Walter Reed National Military Medical Center Bethesda, MD
Jeffrey Kwan, MD1, Michael A. Sikes, DO2, Brett Sadowski, MD2 1Walter Reed National Military Medical Center, Bethesda, MD; 2Naval Medical Center San Diego, San Diego, CA
Introduction: The advent of immune checkpoint inhibitors (ICI) has transformed the treatment of advanced malignancies, but their immune-related adverse events (irAEs) are especially prevalent. One such irAE is ICI colitis that may develop during treatment but has been defined after discontinuation of ICI as a delayed immune-related adverse event. There are no clear differences endoscopically or clinically, and symptoms mirror IBD, though treatment is often induction with steroids plus or minus either vedolizumab or infliximab as with IBD.
Case Description/Methods: A previously healthy 30-year-old male developed stage IIB/C melanoma which was treated wide local excision and treated with adjuvant pembrolizumab. In the month following his 7th of 8th cycles, he developed diarrhea, hematochezia and abdominal pain. Flexible sigmoidoscopy demonstrated erythema and edema consistent with endoscopic scored Mayo 2 inflammation 40cm from the rectum consistent with ICI-related colitis (Fig. 1a). Despite being treated with high-dose, weight-based corticosteroids, the patient required escalation to vedolizumab 300mg induction, after which he had a complete clinical remission (Fig. 1b). He was symptom-free for greater than 1 year (having not been re-exposed to pembrolizumab), but 17 months after his last dose of he developed hematochezia again with a fecal calprotectin of 3510. Endoscopy showed discontinuous inflammation from the descending colon to the distal rectum and biopsies consistent with chronic active colitis (Fig. 1c). He was reinduced with vedolizumab and a steroid taper, with early symptomatic response.
Discussion: Our patient developed apparent de novo IBD 1 year after successful treatment to steroid refractory disease ICI colitis requiring vedolizumab and without attempts at restarting ICI again. There is a paucity of data which describes a similar, non-ICI triggered phenomenon as most recurrent colitis is due to resuming therapy. Typically, ICI colitis histologically appears to have more acute inflammatory changes seen in drug related injury, but delayed ICI colitis can overlap with IBD and demonstrate chronic changes making diagnosis challenging. However, we are led to believe that this is either de novo IBD or delayed recurrent ICI colitis. There is some treatment overlap for the two distinct disease processes and our patient benefited from re-induction with vedolizumab and steroids. Ultimately, more research is needed to define differences in de novo IBD from delayed recurrent ICI colitis.
Figure: Figure 1a. Flexible sigmoidoscopy at presentation with sigmoid colon showing diffuse continuous erythema, edema, and loss of vascular pattern nonbleeding linear ulcerations throughout. Fig 1b. Flexible sigmoidoscopy after clinical remission with steroids and vedolizumab showing normal mucosa throughout. Fig 1c. Flexible sigmoidoscopy with descending colon showing circumferential erythema, edema, exudate and friability suspicious for IBD.
Disclosures:
Jeffrey Kwan indicated no relevant financial relationships.

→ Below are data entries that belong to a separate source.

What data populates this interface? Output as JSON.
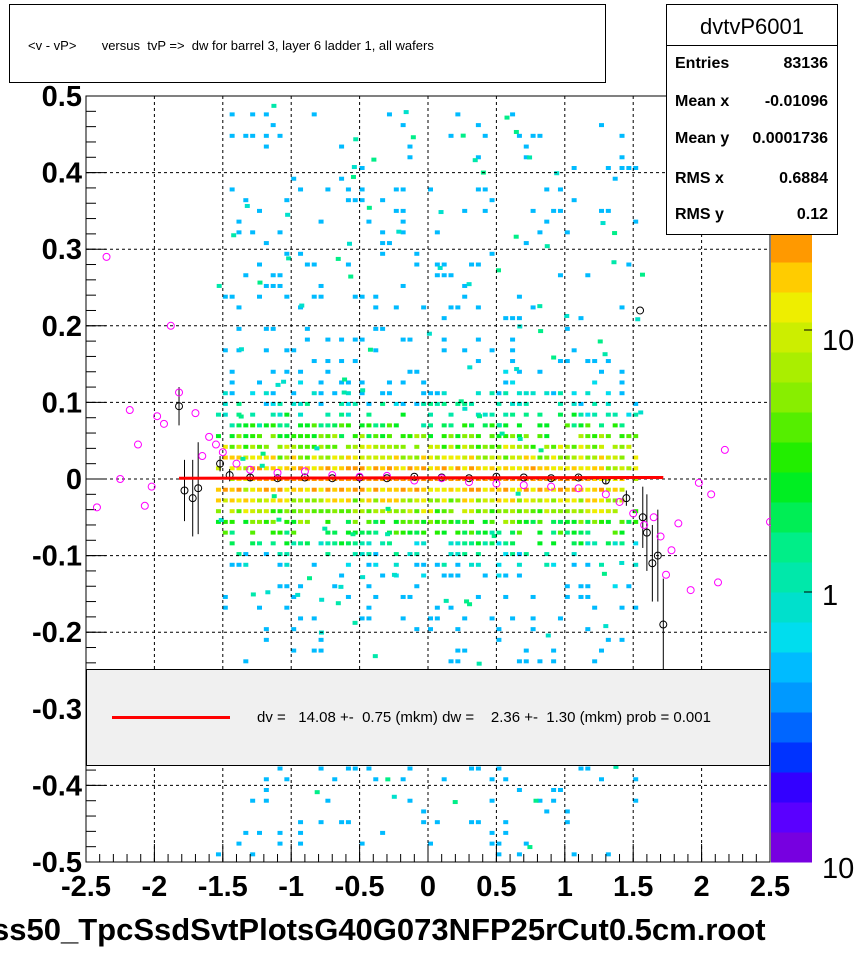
{
  "title": "<v - vP>       versus  tvP =>  dw for barrel 3, layer 6 ladder 1, all wafers",
  "stats": {
    "name": "dvtvP6001",
    "rows": [
      {
        "label": "Entries",
        "value": "83136"
      },
      {
        "label": "Mean x",
        "value": "-0.01096"
      },
      {
        "label": "Mean y",
        "value": "0.0001736"
      },
      {
        "label": "RMS x",
        "value": "0.6884"
      },
      {
        "label": "RMS y",
        "value": "0.12"
      }
    ]
  },
  "legend": {
    "text": "dv =   14.08 +-  0.75 (mkm) dw =    2.36 +-  1.30 (mkm) prob = 0.001",
    "line_color": "#ff0000"
  },
  "footer": "ss50_TpcSsdSvtPlotsG40G073NFP25rCut0.5cm.root",
  "colorbar": {
    "labels": [
      "10",
      "1",
      "10"
    ],
    "colors": [
      "#7700e0",
      "#5a00ff",
      "#3300ff",
      "#0033ff",
      "#0066ff",
      "#0099ff",
      "#00bbff",
      "#00ddee",
      "#00e0cc",
      "#00e8aa",
      "#00ee88",
      "#00ee55",
      "#00ee22",
      "#22ee00",
      "#55ee00",
      "#88ee00",
      "#aaee00",
      "#ccee00",
      "#eeee00",
      "#ffcc00",
      "#ff9900"
    ]
  },
  "chart_data": {
    "type": "scatter",
    "subtype": "2d-histogram with profile points and linear fit",
    "xlim": [
      -2.5,
      2.5
    ],
    "ylim": [
      -0.5,
      0.5
    ],
    "x_ticks": [
      "-2.5",
      "-2",
      "-1.5",
      "-1",
      "-0.5",
      "0",
      "0.5",
      "1",
      "1.5",
      "2",
      "2.5"
    ],
    "y_ticks": [
      "0.5",
      "0.4",
      "0.3",
      "0.2",
      "0.1",
      "0",
      "-0.1",
      "-0.2",
      "-0.3",
      "-0.4",
      "-0.5"
    ],
    "grid": true,
    "fit_line": {
      "x": [
        -1.82,
        1.72
      ],
      "y": [
        0.001,
        0.002
      ],
      "color": "#ff0000"
    },
    "profile_black": [
      {
        "x": -1.82,
        "y": 0.095,
        "err": 0.025
      },
      {
        "x": -1.78,
        "y": -0.015,
        "err": 0.04
      },
      {
        "x": -1.72,
        "y": -0.025,
        "err": 0.05
      },
      {
        "x": -1.68,
        "y": -0.012,
        "err": 0.06
      },
      {
        "x": -1.52,
        "y": 0.02,
        "err": 0.01
      },
      {
        "x": -1.45,
        "y": 0.005,
        "err": 0.008
      },
      {
        "x": -1.3,
        "y": 0.002,
        "err": 0.004
      },
      {
        "x": -1.1,
        "y": 0.001,
        "err": 0.003
      },
      {
        "x": -0.9,
        "y": 0.002,
        "err": 0.002
      },
      {
        "x": -0.7,
        "y": 0.001,
        "err": 0.002
      },
      {
        "x": -0.5,
        "y": 0.002,
        "err": 0.002
      },
      {
        "x": -0.3,
        "y": 0.001,
        "err": 0.002
      },
      {
        "x": -0.1,
        "y": 0.003,
        "err": 0.002
      },
      {
        "x": 0.1,
        "y": 0.002,
        "err": 0.002
      },
      {
        "x": 0.3,
        "y": 0.001,
        "err": 0.002
      },
      {
        "x": 0.5,
        "y": 0.003,
        "err": 0.002
      },
      {
        "x": 0.7,
        "y": 0.002,
        "err": 0.002
      },
      {
        "x": 0.9,
        "y": 0.001,
        "err": 0.003
      },
      {
        "x": 1.1,
        "y": 0.002,
        "err": 0.003
      },
      {
        "x": 1.3,
        "y": -0.002,
        "err": 0.005
      },
      {
        "x": 1.45,
        "y": -0.025,
        "err": 0.01
      },
      {
        "x": 1.55,
        "y": 0.22,
        "err": 0.0
      },
      {
        "x": 1.57,
        "y": -0.05,
        "err": 0.04
      },
      {
        "x": 1.6,
        "y": -0.07,
        "err": 0.05
      },
      {
        "x": 1.64,
        "y": -0.11,
        "err": 0.05
      },
      {
        "x": 1.68,
        "y": -0.1,
        "err": 0.06
      },
      {
        "x": 1.72,
        "y": -0.19,
        "err": 0.06
      }
    ],
    "profile_magenta": [
      {
        "x": -2.42,
        "y": -0.037,
        "err": 0.0
      },
      {
        "x": -2.35,
        "y": 0.29,
        "err": 0.0
      },
      {
        "x": -2.25,
        "y": 0.0,
        "err": 0.0
      },
      {
        "x": -2.18,
        "y": 0.09,
        "err": 0.0
      },
      {
        "x": -2.12,
        "y": 0.045,
        "err": 0.0
      },
      {
        "x": -2.07,
        "y": -0.035,
        "err": 0.0
      },
      {
        "x": -2.02,
        "y": -0.01,
        "err": 0.0
      },
      {
        "x": -1.98,
        "y": 0.082,
        "err": 0.0
      },
      {
        "x": -1.93,
        "y": 0.072,
        "err": 0.0
      },
      {
        "x": -1.88,
        "y": 0.2,
        "err": 0.0
      },
      {
        "x": -1.82,
        "y": 0.113,
        "err": 0.0
      },
      {
        "x": -1.7,
        "y": 0.086,
        "err": 0.0
      },
      {
        "x": -1.65,
        "y": 0.03,
        "err": 0.0
      },
      {
        "x": -1.6,
        "y": 0.055,
        "err": 0.0
      },
      {
        "x": -1.55,
        "y": 0.045,
        "err": 0.0
      },
      {
        "x": -1.5,
        "y": 0.035,
        "err": 0.0
      },
      {
        "x": -1.4,
        "y": 0.02,
        "err": 0.0
      },
      {
        "x": -1.3,
        "y": 0.012,
        "err": 0.0
      },
      {
        "x": -1.1,
        "y": 0.008,
        "err": 0.0
      },
      {
        "x": -0.9,
        "y": 0.01,
        "err": 0.0
      },
      {
        "x": -0.7,
        "y": 0.005,
        "err": 0.0
      },
      {
        "x": -0.5,
        "y": 0.003,
        "err": 0.0
      },
      {
        "x": -0.3,
        "y": 0.004,
        "err": 0.0
      },
      {
        "x": -0.1,
        "y": -0.002,
        "err": 0.0
      },
      {
        "x": 0.1,
        "y": 0.001,
        "err": 0.0
      },
      {
        "x": 0.3,
        "y": -0.004,
        "err": 0.0
      },
      {
        "x": 0.5,
        "y": -0.006,
        "err": 0.0
      },
      {
        "x": 0.7,
        "y": -0.008,
        "err": 0.0
      },
      {
        "x": 0.9,
        "y": -0.01,
        "err": 0.0
      },
      {
        "x": 1.1,
        "y": -0.012,
        "err": 0.0
      },
      {
        "x": 1.3,
        "y": -0.02,
        "err": 0.0
      },
      {
        "x": 1.4,
        "y": -0.03,
        "err": 0.0
      },
      {
        "x": 1.5,
        "y": -0.045,
        "err": 0.0
      },
      {
        "x": 1.58,
        "y": -0.06,
        "err": 0.0
      },
      {
        "x": 1.65,
        "y": -0.05,
        "err": 0.0
      },
      {
        "x": 1.7,
        "y": -0.075,
        "err": 0.0
      },
      {
        "x": 1.74,
        "y": -0.125,
        "err": 0.0
      },
      {
        "x": 1.78,
        "y": -0.093,
        "err": 0.0
      },
      {
        "x": 1.83,
        "y": -0.058,
        "err": 0.0
      },
      {
        "x": 1.92,
        "y": -0.145,
        "err": 0.0
      },
      {
        "x": 1.98,
        "y": -0.005,
        "err": 0.0
      },
      {
        "x": 2.07,
        "y": -0.02,
        "err": 0.0
      },
      {
        "x": 2.12,
        "y": -0.135,
        "err": 0.0
      },
      {
        "x": 2.17,
        "y": 0.038,
        "err": 0.0
      },
      {
        "x": 2.5,
        "y": -0.056,
        "err": 0.0
      }
    ]
  }
}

Michael Sikes indicated no relevant financial relationships.
Brett Sadowski indicated no relevant financial relationships.
Jeffrey Kwan, MD1, Michael A. Sikes, DO2, Brett Sadowski, MD2. P4407 - Clinical Conundrum: Recurrent Delayed Immune Checkpoint Inhibitor-Induced Colitis or de novo Inflammatory Bowel Disease (IBD)?, ACG 2024 Annual Scientific Meeting Abstracts. Philadelphia, PA: American College of Gastroenterology.